To be fair, some of those things aforementioned are not more than proof of concept applications, which are a great part of our day to day, experiment and understand the right tool for the job. For example, using Helm charts to spin up Apache CouchDB clusters, configure native Erlang query server, and populate it with all sorts of data and routines, and conclude that, as U2, we still haven’t found what we are looking for. Some may complain that’s a waste of time or a lot of work for no result at all, but here I stand to point out that knowing why something isn’t a good fit is just as important as why it would be. With the understanding that some tools solve our problems, and others may not, no matter how hyped, well designed and built they might be, we focus on the problem at hand. Therefore, we get to deeply analyze and comprehend issues and necessities, themselves, which is more valuable than expertise on any tool.

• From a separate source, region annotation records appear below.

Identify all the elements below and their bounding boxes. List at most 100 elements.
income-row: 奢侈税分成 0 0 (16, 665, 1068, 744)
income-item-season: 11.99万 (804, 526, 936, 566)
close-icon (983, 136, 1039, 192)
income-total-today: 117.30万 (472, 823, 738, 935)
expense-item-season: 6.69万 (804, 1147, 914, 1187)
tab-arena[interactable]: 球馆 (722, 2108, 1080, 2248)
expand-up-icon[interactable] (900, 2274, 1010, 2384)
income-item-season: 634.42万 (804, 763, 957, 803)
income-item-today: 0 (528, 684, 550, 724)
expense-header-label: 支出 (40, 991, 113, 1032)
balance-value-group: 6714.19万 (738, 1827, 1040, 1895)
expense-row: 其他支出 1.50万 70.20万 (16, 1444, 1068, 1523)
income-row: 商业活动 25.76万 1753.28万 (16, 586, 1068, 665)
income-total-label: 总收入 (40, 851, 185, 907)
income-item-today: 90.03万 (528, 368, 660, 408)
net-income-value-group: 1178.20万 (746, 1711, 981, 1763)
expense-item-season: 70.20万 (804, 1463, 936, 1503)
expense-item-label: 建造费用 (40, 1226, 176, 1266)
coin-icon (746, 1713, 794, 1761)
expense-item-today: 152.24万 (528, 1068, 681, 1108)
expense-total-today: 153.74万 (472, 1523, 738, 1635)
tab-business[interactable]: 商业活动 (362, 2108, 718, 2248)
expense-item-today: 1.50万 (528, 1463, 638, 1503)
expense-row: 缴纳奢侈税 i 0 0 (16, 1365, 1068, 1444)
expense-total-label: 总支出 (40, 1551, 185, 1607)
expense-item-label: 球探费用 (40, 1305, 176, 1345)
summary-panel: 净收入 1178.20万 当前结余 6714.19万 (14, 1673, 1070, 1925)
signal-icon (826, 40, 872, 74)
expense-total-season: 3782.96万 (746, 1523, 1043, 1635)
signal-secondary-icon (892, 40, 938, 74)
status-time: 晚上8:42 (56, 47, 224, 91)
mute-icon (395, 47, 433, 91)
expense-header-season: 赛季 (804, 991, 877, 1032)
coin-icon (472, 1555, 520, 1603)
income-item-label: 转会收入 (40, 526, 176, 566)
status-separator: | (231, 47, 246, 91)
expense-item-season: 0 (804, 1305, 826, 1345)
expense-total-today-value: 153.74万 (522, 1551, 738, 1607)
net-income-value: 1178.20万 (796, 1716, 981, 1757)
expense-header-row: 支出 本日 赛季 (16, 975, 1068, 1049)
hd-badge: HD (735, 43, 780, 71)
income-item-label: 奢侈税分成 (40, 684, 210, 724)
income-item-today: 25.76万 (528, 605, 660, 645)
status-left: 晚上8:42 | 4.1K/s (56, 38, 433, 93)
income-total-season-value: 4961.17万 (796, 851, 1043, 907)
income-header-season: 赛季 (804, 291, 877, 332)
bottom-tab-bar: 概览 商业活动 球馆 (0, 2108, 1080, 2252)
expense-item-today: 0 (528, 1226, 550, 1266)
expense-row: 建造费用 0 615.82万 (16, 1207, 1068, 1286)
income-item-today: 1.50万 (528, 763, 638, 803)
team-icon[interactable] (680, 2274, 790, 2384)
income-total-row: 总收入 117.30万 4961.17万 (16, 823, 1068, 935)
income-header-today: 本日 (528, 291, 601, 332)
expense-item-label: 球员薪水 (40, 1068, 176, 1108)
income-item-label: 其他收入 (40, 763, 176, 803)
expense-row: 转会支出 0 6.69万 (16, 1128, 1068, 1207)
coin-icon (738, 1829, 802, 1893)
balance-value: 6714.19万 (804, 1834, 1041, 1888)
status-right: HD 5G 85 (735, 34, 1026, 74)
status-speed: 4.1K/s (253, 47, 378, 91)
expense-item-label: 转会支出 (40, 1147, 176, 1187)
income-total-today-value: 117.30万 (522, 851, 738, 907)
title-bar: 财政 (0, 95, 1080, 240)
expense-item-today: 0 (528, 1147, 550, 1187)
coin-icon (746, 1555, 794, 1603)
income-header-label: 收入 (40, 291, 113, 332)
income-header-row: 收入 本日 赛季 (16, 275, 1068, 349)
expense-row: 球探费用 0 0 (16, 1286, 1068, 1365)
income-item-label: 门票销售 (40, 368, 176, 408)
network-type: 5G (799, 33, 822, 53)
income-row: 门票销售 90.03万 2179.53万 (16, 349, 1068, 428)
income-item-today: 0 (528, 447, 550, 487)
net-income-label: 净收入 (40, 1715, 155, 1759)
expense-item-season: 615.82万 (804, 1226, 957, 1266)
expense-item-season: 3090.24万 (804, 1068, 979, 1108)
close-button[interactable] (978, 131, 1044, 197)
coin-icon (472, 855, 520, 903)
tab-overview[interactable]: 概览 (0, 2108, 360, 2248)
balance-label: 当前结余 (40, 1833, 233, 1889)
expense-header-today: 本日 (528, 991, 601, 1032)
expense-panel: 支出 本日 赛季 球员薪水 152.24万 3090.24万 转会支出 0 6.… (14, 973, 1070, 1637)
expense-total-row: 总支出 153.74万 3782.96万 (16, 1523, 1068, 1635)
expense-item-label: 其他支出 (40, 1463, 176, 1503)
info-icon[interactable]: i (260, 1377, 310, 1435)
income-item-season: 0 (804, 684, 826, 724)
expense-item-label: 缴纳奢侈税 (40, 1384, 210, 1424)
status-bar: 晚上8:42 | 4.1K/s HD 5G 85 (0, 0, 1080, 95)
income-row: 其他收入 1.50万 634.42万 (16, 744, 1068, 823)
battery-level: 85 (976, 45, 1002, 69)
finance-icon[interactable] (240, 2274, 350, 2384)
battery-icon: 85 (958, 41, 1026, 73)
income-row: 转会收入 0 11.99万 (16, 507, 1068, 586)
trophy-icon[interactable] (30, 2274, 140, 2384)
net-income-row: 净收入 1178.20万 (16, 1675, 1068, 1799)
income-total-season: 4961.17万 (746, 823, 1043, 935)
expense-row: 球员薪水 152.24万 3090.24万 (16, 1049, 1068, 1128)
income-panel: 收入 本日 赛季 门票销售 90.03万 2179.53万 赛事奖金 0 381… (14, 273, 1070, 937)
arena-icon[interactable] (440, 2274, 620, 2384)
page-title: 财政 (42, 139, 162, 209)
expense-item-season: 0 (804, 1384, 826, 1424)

So it’s just playing around?

No! We have much more than only failed experiments. This very year, we added a Scala (Spark on our Kubernetes cluster) job to gather metadata from all our sources. We also translated a Clojure application into Rust (one that dealt with integration with other teams’ platforms), adding further error handling, fallback strategies, backoffs, reduced network traffic and memory footprint (therefore costs). As of now, experiments are being conducted on some streaming and integration frameworks on the Java ecosystem (also Scala and Kotlin), looking for ways to bring more reactive behaviours to our Analytics team, taking the leap from Big to Fast Data.

Maybe the most consolidated tool would be Apache Airflow. For those unfamiliar with it, there we can use bundled and third-party operators, designed to perform tasks into the world, ranging from local bash/python scripts to direct Google Cloud Platform services, like Dataproc and Storage. You can chain these operators into Direct Acyclic Graphs (DAG), describing dependencies, branching, watchers and triggers, and with these building blocks, we implement our pipelines, not so different from the one bellow:

In case you are wondering, that’s how to structure it:

etls = [gen_etl(f"domain_{i}") for i in range(1, 4)]
fins = [finalizers(f"domain_{i}") for i in range(1, 4)]

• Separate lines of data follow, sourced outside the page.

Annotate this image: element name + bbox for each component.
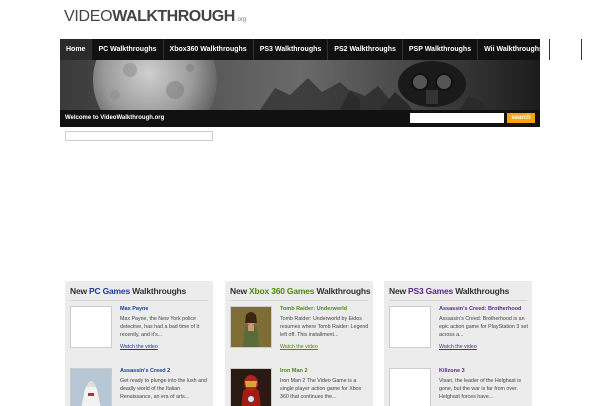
iron-man-figure-icon [231,369,271,406]
nav-ps3-walkthroughs[interactable]: PS3 Walkthroughs [254,39,329,60]
title-highlight: PS3 Games [408,286,454,296]
game-title[interactable]: Assassin's Creed: Brotherhood [439,306,521,312]
logo-text-org: .org [235,17,247,23]
title-suffix: Walkthroughs [314,286,371,296]
title-prefix: New [389,286,409,296]
logo-text-walkthrough: WALKTHROUGH [112,8,235,25]
empty-box [65,131,213,141]
nav-home[interactable]: Home [60,39,93,60]
nav-xbox360-walkthroughs[interactable]: Xbox360 Walkthroughs [164,39,254,60]
game-description: Tomb Raider: Underworld by Eidos resumes… [280,316,369,338]
panel-divider [230,300,368,301]
game-thumbnail[interactable] [70,368,112,406]
game-title[interactable]: Killzone 3 [439,368,465,374]
tomb-raider-figure-icon [231,307,271,347]
panel-title: New Xbox 360 Games Walkthroughs [230,286,371,296]
game-title[interactable]: Max Payne [120,306,148,312]
game-thumbnail[interactable] [230,306,272,348]
game-thumbnail[interactable] [389,306,431,348]
xbox360-games-panel: New Xbox 360 Games Walkthroughs Tomb Rai… [225,281,373,406]
game-description: Iron Man 2 The Video Game is a single pl… [280,378,362,400]
game-thumbnail[interactable] [230,368,272,406]
game-title[interactable]: Tomb Raider: Underworld [280,306,347,312]
game-description: Assassin's Creed: Brotherhood is an epic… [439,316,528,338]
search-button[interactable]: search [507,113,535,123]
header-banner [60,60,540,110]
nav-ps2-walkthroughs[interactable]: PS2 Walkthroughs [328,39,403,60]
title-suffix: Walkthroughs [453,286,510,296]
game-thumbnail[interactable] [70,306,112,348]
main-nav: Home PC Walkthroughs Xbox360 Walkthrough… [60,39,582,60]
title-highlight: Xbox 360 Games [249,286,315,296]
panel-title: New PC Games Walkthroughs [70,286,186,296]
game-description: Max Payne, the New York police detective… [120,316,200,338]
watch-video-link[interactable]: Watch the video [280,344,318,350]
watch-video-link[interactable]: Watch the video [439,344,477,350]
nav-wii-walkthroughs[interactable]: Wii Walkthroughs [478,39,550,60]
search-input[interactable] [410,113,504,123]
game-title[interactable]: Assassin's Creed 2 [120,368,170,374]
welcome-text: Welcome to VideoWalkthrough.org [65,115,165,121]
game-thumbnail[interactable] [389,368,431,406]
watch-video-link[interactable]: Watch the video [120,344,158,350]
game-title[interactable]: Iron Man 2 [280,368,308,374]
ps3-games-panel: New PS3 Games Walkthroughs Assassin's Cr… [384,281,532,406]
title-suffix: Walkthroughs [129,286,187,296]
welcome-bar: Welcome to VideoWalkthrough.org search [60,110,540,127]
nav-pc-walkthroughs[interactable]: PC Walkthroughs [92,39,164,60]
assassin-figure-icon [71,369,111,406]
nav-psp-walkthroughs[interactable]: PSP Walkthroughs [403,39,479,60]
game-description: Visari, the leader of the Helghast is go… [439,378,522,400]
panel-title: New PS3 Games Walkthroughs [389,286,509,296]
nav-other[interactable]: Other [550,39,582,60]
panel-divider [389,300,527,301]
site-logo[interactable]: VIDEO WALKTHROUGH .org [64,8,246,30]
banner-artwork [60,60,540,110]
title-highlight: PC Games [89,286,130,296]
logo-text-video: VIDEO [64,8,113,25]
panel-divider [70,300,208,301]
game-description: Get ready to plunge into the lush and de… [120,378,207,400]
title-prefix: New [230,286,250,296]
pc-games-panel: New PC Games Walkthroughs Max Payne Max … [65,281,213,406]
title-prefix: New [70,286,90,296]
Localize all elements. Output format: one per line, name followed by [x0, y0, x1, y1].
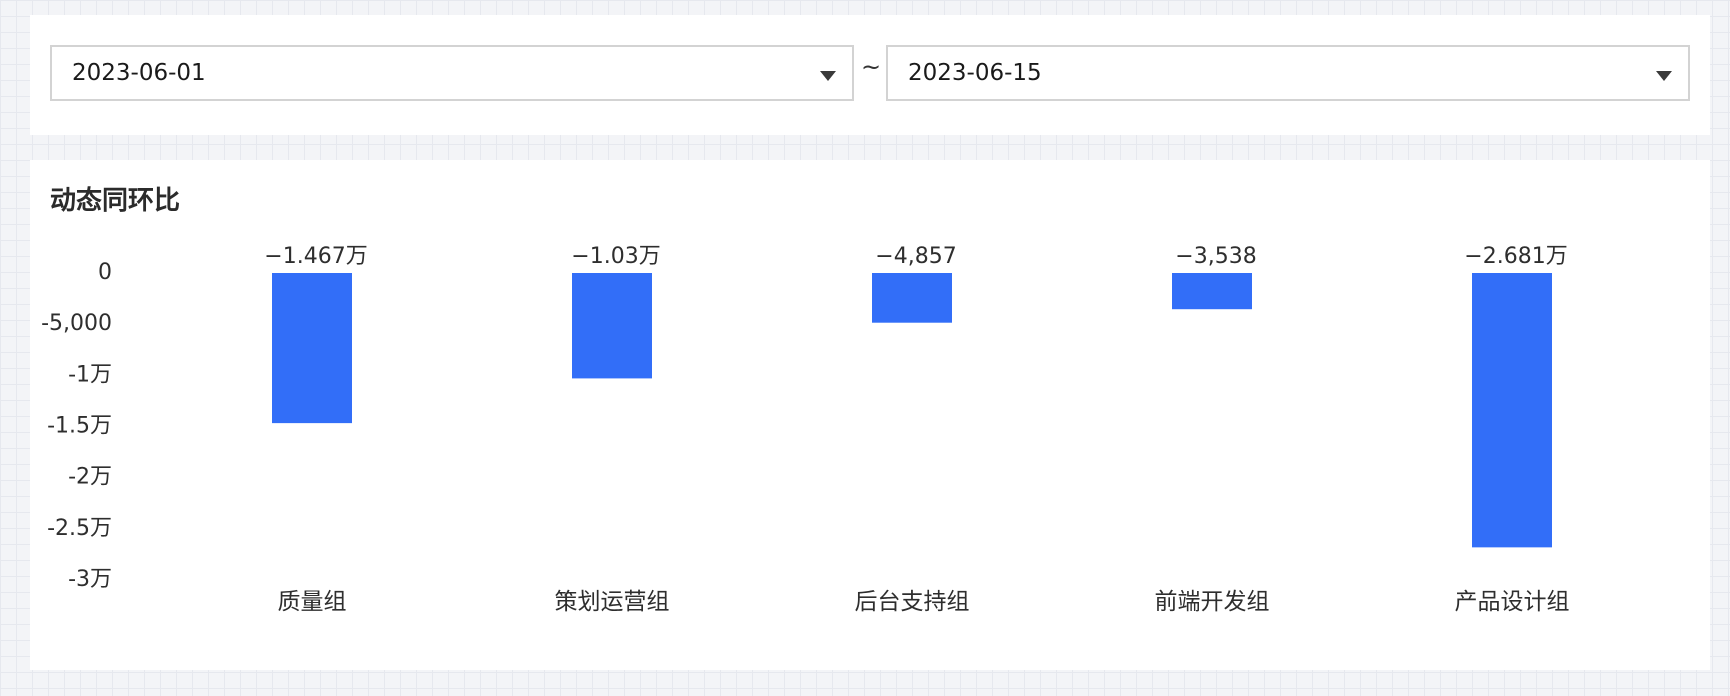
- data-label: −2.681万: [1464, 244, 1567, 269]
- bar-1: [572, 273, 652, 379]
- category-label: 质量组: [278, 589, 347, 615]
- category-label: 产品设计组: [1455, 589, 1570, 615]
- category-label: 前端开发组: [1155, 589, 1270, 615]
- bar-series: [272, 273, 1552, 548]
- chart-panel: 0 -5,000 -1万 -1.5万 -2万 -2.5万 -3万 −1.467万 −1.03万…: [30, 160, 1710, 670]
- bar-3: [1172, 273, 1252, 310]
- end-date-select[interactable]: 2023-06-15: [886, 45, 1690, 101]
- y-tick-label: -3万: [68, 567, 112, 592]
- y-tick-label: 0: [98, 260, 112, 285]
- data-label: −1.03万: [571, 244, 660, 269]
- bar-4: [1472, 273, 1552, 548]
- end-date-value: 2023-06-15: [908, 60, 1042, 86]
- category-label: 策划运营组: [555, 589, 670, 615]
- bar-chart: 0 -5,000 -1万 -1.5万 -2万 -2.5万 -3万 −1.467万 −1.03万…: [41, 244, 1570, 615]
- date-range-separator: ~: [860, 53, 882, 81]
- y-tick-label: -2.5万: [47, 516, 112, 541]
- y-tick-label: -5,000: [41, 311, 112, 336]
- y-tick-label: -1.5万: [47, 414, 112, 439]
- y-tick-label: -2万: [68, 465, 112, 490]
- data-label: −3,538: [1175, 244, 1256, 269]
- y-tick-label: -1万: [68, 362, 112, 387]
- date-filter-panel: 2023-06-01 ~ 2023-06-15: [30, 15, 1710, 135]
- caret-down-icon[interactable]: [1656, 71, 1672, 81]
- x-axis: 质量组 策划运营组 后台支持组 前端开发组 产品设计组: [278, 589, 1570, 615]
- category-label: 后台支持组: [855, 589, 970, 615]
- start-date-value: 2023-06-01: [72, 60, 206, 86]
- data-label: −4,857: [875, 244, 956, 269]
- start-date-select[interactable]: 2023-06-01: [50, 45, 854, 101]
- bar-2: [872, 273, 952, 323]
- data-label: −1.467万: [264, 244, 367, 269]
- bar-0: [272, 273, 352, 424]
- data-labels: −1.467万 −1.03万 −4,857 −3,538 −2.681万: [264, 244, 1567, 269]
- caret-down-icon[interactable]: [820, 71, 836, 81]
- chart-title: 动态同环比: [50, 186, 181, 216]
- y-axis: 0 -5,000 -1万 -1.5万 -2万 -2.5万 -3万: [41, 260, 112, 592]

[check_new_data, get_credetials] >> start_cluster

for (ingest, normalize_aggregate) in etls:
    (start_cluster
     >> ingest
     >> normalize_aggregate
     >> retrain_on_new_data)

(retrain_on_new_data
 >> predict 
 >> [stop_cluster, check_integrity]
 >> start_sender)

for (index, persist) in fins:
    (start_sender
     >> persist
     >> index
     >> stop_sender)

As one can see, just models don’t add up to a complete data analytics pipeline. Other tasks are needed, such as getting the right dataset(s) (which can come from multiple places), intermediary persistence, sharing results to other teams or publishing it to the client platform. This is better done outside the model logic, so as to decouple us from specific infrastructure details.

How are we doing?

Is that too much? We are a small squad (for now, stay tuned: we are looking forward to bump those numbers during 2020), and most of the needs from the larger Data Science and Machine Learning squads in our team get to be covered in a reasonable time, while keeping exploration and innovation alive, however, we could use some extra hand to take more projects out of the realm of ideas. So for us, technological diversity seems to be going hand in hand with our continuous improvements.